AJ, the most important thing regarding color is that people will be photocopying this book. So using grey shades vs color, or limiting color to something that reproduces well (do photocopying and shade % tests with colors that appeal), is a helpful way to go for your readers.
A few years ago, I went a different route. I collected for various older family members they original handwritten, or ones if their parent. I had high quality copies of the hand written, scribbled on, stained and dirty recipes blown up and bound for everyone. Not quite as practical, but beautiful to see all the time the recipes were made and the love.
Your children, nieces and nephews will love this gift you are about to give them.
JUST KIDDING.
Just in case someone reading this doesn't know, serifs are feet on your letters.
Your font size is the size on your letters.
I'm assuming this is for multiple generations, make the font as large as you can and keep it on minimum pages. There is nothing worse than having your hands very busy in a critical step if a recipe and unable to read the next step from where you are in the kitchen.
Choose a sample recipe. Cut and paste the last few lines of ingredients (including numbers)and the first paragraph of recipe instructions into a document or email.

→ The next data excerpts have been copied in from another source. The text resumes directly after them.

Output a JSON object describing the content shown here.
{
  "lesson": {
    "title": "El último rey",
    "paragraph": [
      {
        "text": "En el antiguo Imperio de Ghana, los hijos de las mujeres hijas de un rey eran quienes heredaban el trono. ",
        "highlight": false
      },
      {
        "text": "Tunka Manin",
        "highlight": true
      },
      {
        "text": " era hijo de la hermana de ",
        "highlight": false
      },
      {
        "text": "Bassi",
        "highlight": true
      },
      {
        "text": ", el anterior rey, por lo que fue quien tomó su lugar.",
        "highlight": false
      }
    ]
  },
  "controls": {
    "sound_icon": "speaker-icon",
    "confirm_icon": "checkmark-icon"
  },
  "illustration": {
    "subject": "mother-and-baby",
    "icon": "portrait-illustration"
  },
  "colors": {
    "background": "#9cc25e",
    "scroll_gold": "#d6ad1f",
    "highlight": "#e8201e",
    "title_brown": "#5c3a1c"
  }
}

do this as many times as there are fonts rec'd by nerdling.
now highlight and choose a diff nerdling font for @ sample.
see what feels most like the personality
you want in this project. check for easy legibility and that includes SIZE of text. Choose!
That said, Garamond has always been my fav font. But it's not as hefty as Times Roman for example.
If you're really prefer to a sans-serif, I'd avoid Helvetica and go for something less popular like Avenir or Gill Sans.